The Christchurch situation (highly varied pockets of riverine silt interpsersed with gravel bars and peat) was very well known by the early 1990's: see for example this paper, where the uncomfortable conclusion was reached that (final para of Summary) "the draft code may underestimate shaking by a factor of 2 or more".
This makes the Bexley, Atlantis (yes, Virginia, one of the worst-affected streets was named just that...) etc. subdivisions all the more inexplicable.
An early (Waitaha) name for the area was 'Waima-iri-iri' - the place of many waters, and the early Black Maps show watercourses throughout the central city that later turned out to be areas of particular vulnerability.
Both the Regional and City Councils have never really acknowledged their complicity in waving through much of the newer Red Zone subdivisions.....given the by then well-understood geotechnical vulnerabilities.

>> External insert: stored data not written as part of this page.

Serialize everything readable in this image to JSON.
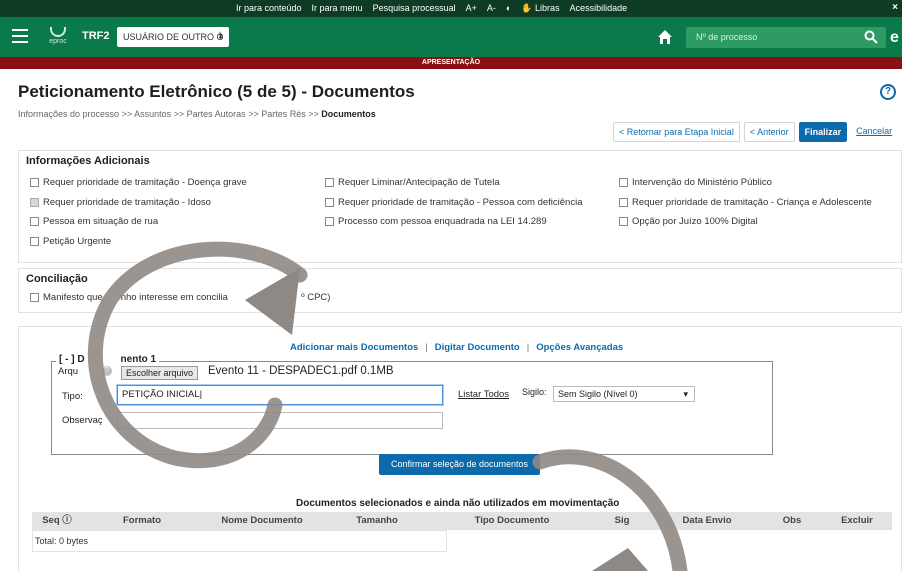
{
  "accessbar": {
    "links": [
      "Ir para conteúdo",
      "Ir para menu",
      "Pesquisa processual",
      "A+",
      "A-",
      "◐",
      "✋ Libras",
      "Acessibilidade"
    ],
    "close": "×"
  },
  "header": {
    "logo_text": "eproc",
    "org": "TRF2",
    "user_select": "USUÁRIO DE OUTRO Ó",
    "search_placeholder": "Nº de processo",
    "edge_letter": "e"
  },
  "redbar": {
    "label": "APRESENTAÇÃO"
  },
  "page": {
    "title": "Peticionamento Eletrônico (5 de 5) - Documentos",
    "help": "?",
    "breadcrumb": {
      "items": [
        "Informações do processo",
        "Assuntos",
        "Partes Autoras",
        "Partes Rés"
      ],
      "separator": " >> ",
      "current": "Documentos"
    }
  },
  "actions": {
    "back_start": "< Retornar para Etapa Inicial",
    "previous": "< Anterior",
    "finish": "Finalizar",
    "cancel": "Cancelar"
  },
  "info": {
    "title": "Informações Adicionais",
    "options": [
      {
        "label": "Requer prioridade de tramitação - Doença grave",
        "disabled": false
      },
      {
        "label": "Requer Liminar/Antecipação de Tutela",
        "disabled": false
      },
      {
        "label": "Intervenção do Ministério Público",
        "disabled": false
      },
      {
        "label": "Requer prioridade de tramitação - Idoso",
        "disabled": true
      },
      {
        "label": "Requer prioridade de tramitação - Pessoa com deficiência",
        "disabled": false
      },
      {
        "label": "Requer prioridade de tramitação - Criança e Adolescente",
        "disabled": false
      },
      {
        "label": "Pessoa em situação de rua",
        "disabled": false
      },
      {
        "label": "Processo com pessoa enquadrada na LEI 14.289",
        "disabled": false
      },
      {
        "label": "Opção por Juízo 100% Digital",
        "disabled": false
      },
      {
        "label": "Petição Urgente",
        "disabled": false
      }
    ]
  },
  "conciliation": {
    "title": "Conciliação",
    "option_part1": "Manifesto que",
    "option_part2": "nho interesse em concilia",
    "option_part3": "33,",
    "option_part4": "º CPC)"
  },
  "doc_links": {
    "add": "Adicionar mais Documentos",
    "type": "Digitar Documento",
    "advanced": "Opções Avançadas",
    "sep": "|"
  },
  "document": {
    "legend_prefix": "[ - ] D",
    "legend_suffix": "nento 1",
    "file_label": "Arqu",
    "file_button": "Escolher arquivo",
    "file_name": "Evento 11 - DESPADEC1.pdf 0.1MB",
    "type_label": "Tipo:",
    "type_value": "PETIÇÃO INICIAL",
    "list_all": "Listar Todos",
    "secrecy_label": "Sigilo:",
    "secrecy_value": "Sem Sigilo (Nível 0)",
    "obs_label": "Observaç"
  },
  "confirm_button": "Confirmar seleção de documentos",
  "table": {
    "title": "Documentos selecionados e ainda não utilizados em movimentação",
    "columns": [
      "Seq ⓘ",
      "Formato",
      "Nome Documento",
      "Tamanho",
      "Tipo Documento",
      "Sig",
      "Data Envio",
      "Obs",
      "Excluir"
    ],
    "total": "Total: 0 bytes"
  }
}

Hugh P lays the blame on the 1989 swathe of amalgamations, which wiped out much intimate local knowledge, diverted attention to organisation-building instead of community safeguarding, and introduced a quasi-corporate ethos which glorified 'growth'. The attendant surge in rates, staffing, empires, and organisational layers is something which has come to bite the current Council, which faces a $1.2 billion shortfall in funding, against a rates income of around the $370-450 million mark, and with its head up against a debt-funding ceiling.
Hindsight is always 20/20, but the sad conclusion is that the whole shebang lacked the back-bone, the balls, and the brains to have done something to mitigate the known hazards.
The one shining exception was the electrical-supply organisation, which promptly reinforced every single one of its substations, resulting in minimal damage to that infrastructure compared to (say) the three-waters administered by the Clueless Council.
So in the light of the above, one must ask, would things be much different now, even with a shiny new RMA???